Honest Rx operates like any other pharmacy in the United States — with one big exception. It does not accept health insurance.

Pharmacist and owner Matthew Garner opened his business in 2022, after over 20 years of working in and managing other pharmacies. In that time, companies like CVS have become behemoths by merging with pharmacy benefit managers and insurers.

Garner observed how chain pharmacies, insurers, and pharmacy benefit managers obscured the true cost of drugs, so he set out to open a pharmacy with a wholly transparent business model that supplies affordable medication directly to patients. Garner sells most medications at wholesale cost plus 20% and a $6.50 dispensing fee.

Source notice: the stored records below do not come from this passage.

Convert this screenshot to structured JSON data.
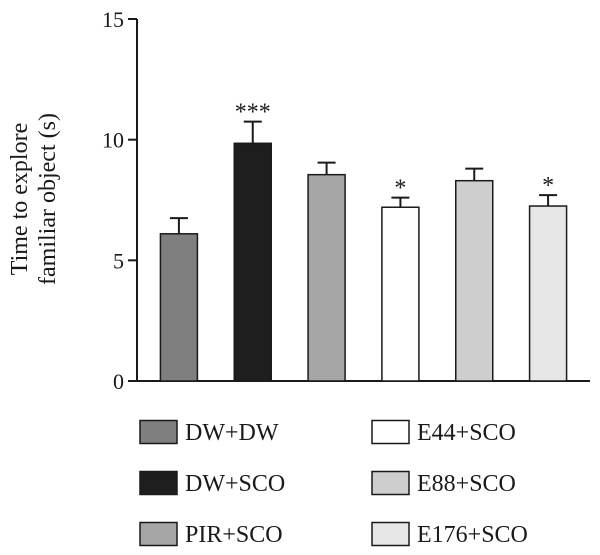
{
  "chart_data": {
    "type": "bar",
    "ylabel_lines": [
      "Time to explore",
      "familiar object (s)"
    ],
    "ylim": [
      0,
      15
    ],
    "yticks": [
      0,
      5,
      10,
      15
    ],
    "grid": false,
    "legend_position": "bottom",
    "categories": [
      "DW+DW",
      "DW+SCO",
      "PIR+SCO",
      "E44+SCO",
      "E88+SCO",
      "E176+SCO"
    ],
    "values": [
      6.1,
      9.85,
      8.55,
      7.2,
      8.3,
      7.25
    ],
    "errors": [
      0.65,
      0.9,
      0.5,
      0.4,
      0.5,
      0.45
    ],
    "significance": [
      "",
      "***",
      "",
      "*",
      "",
      "*"
    ],
    "colors": [
      "#7f7f7f",
      "#1e1e1e",
      "#a5a5a5",
      "#ffffff",
      "#cecece",
      "#e6e6e6"
    ]
  }
}
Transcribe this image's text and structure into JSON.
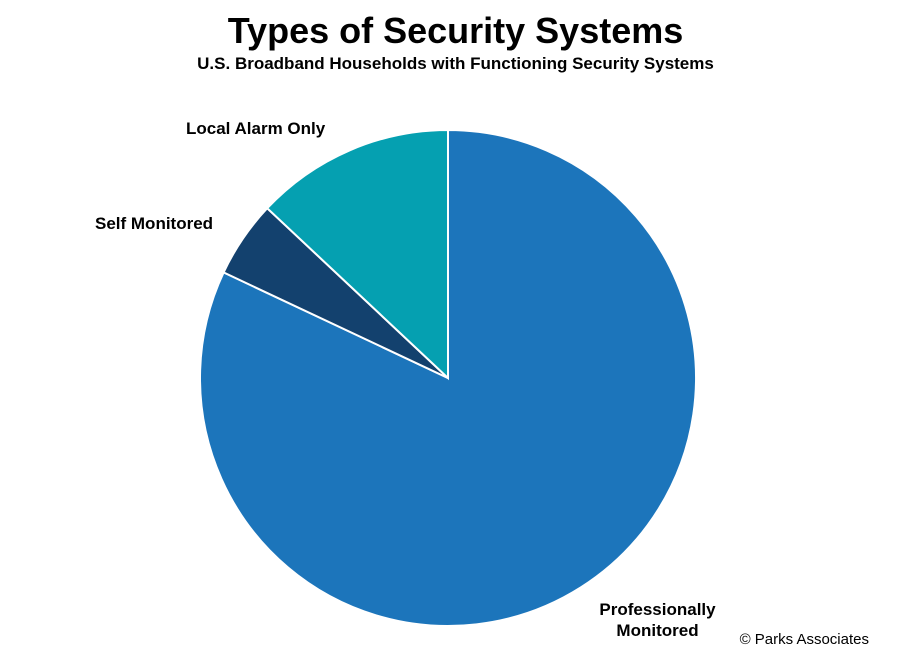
{
  "chart_data": {
    "type": "pie",
    "title": "Types of Security Systems",
    "subtitle": "U.S. Broadband Households with Functioning Security Systems",
    "categories": [
      "Professionally Monitored",
      "Self Monitored",
      "Local Alarm Only"
    ],
    "values": [
      82,
      5,
      13
    ],
    "colors": [
      "#1c75bb",
      "#13416e",
      "#05a0b1"
    ],
    "source": "© Parks Associates"
  }
}
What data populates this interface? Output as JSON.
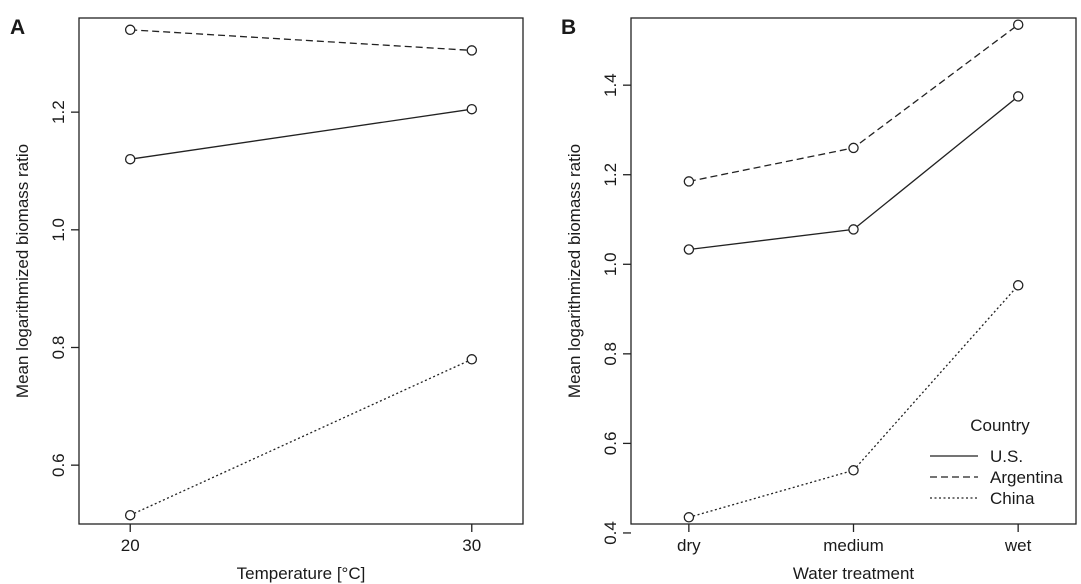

With many pharmacies hobbled by shrinking reimbursement rates from health insurance and pharmacy benefit managers, more independent pharmacists are looking into becoming cash-only, said Kurt Proctor, senior vice president of strategic initiatives for the National Community Pharmacists Association.

“Allowing these pharmacies to not be involved in third parties … and just being a pure cash business, it allows them flexibility to price, frankly, much more favorably for patients.” Proctor said.

As for Garner, Honest Rx became profitable only a few months after opening and has set his eyes on expanding his mail-order business.

“We’re dealing with smaller numbers, but so much more time and frustration is freed up,” he said. “It makes pharmacists be able to actually act as pharmacists. It’s a viable business model for sure.”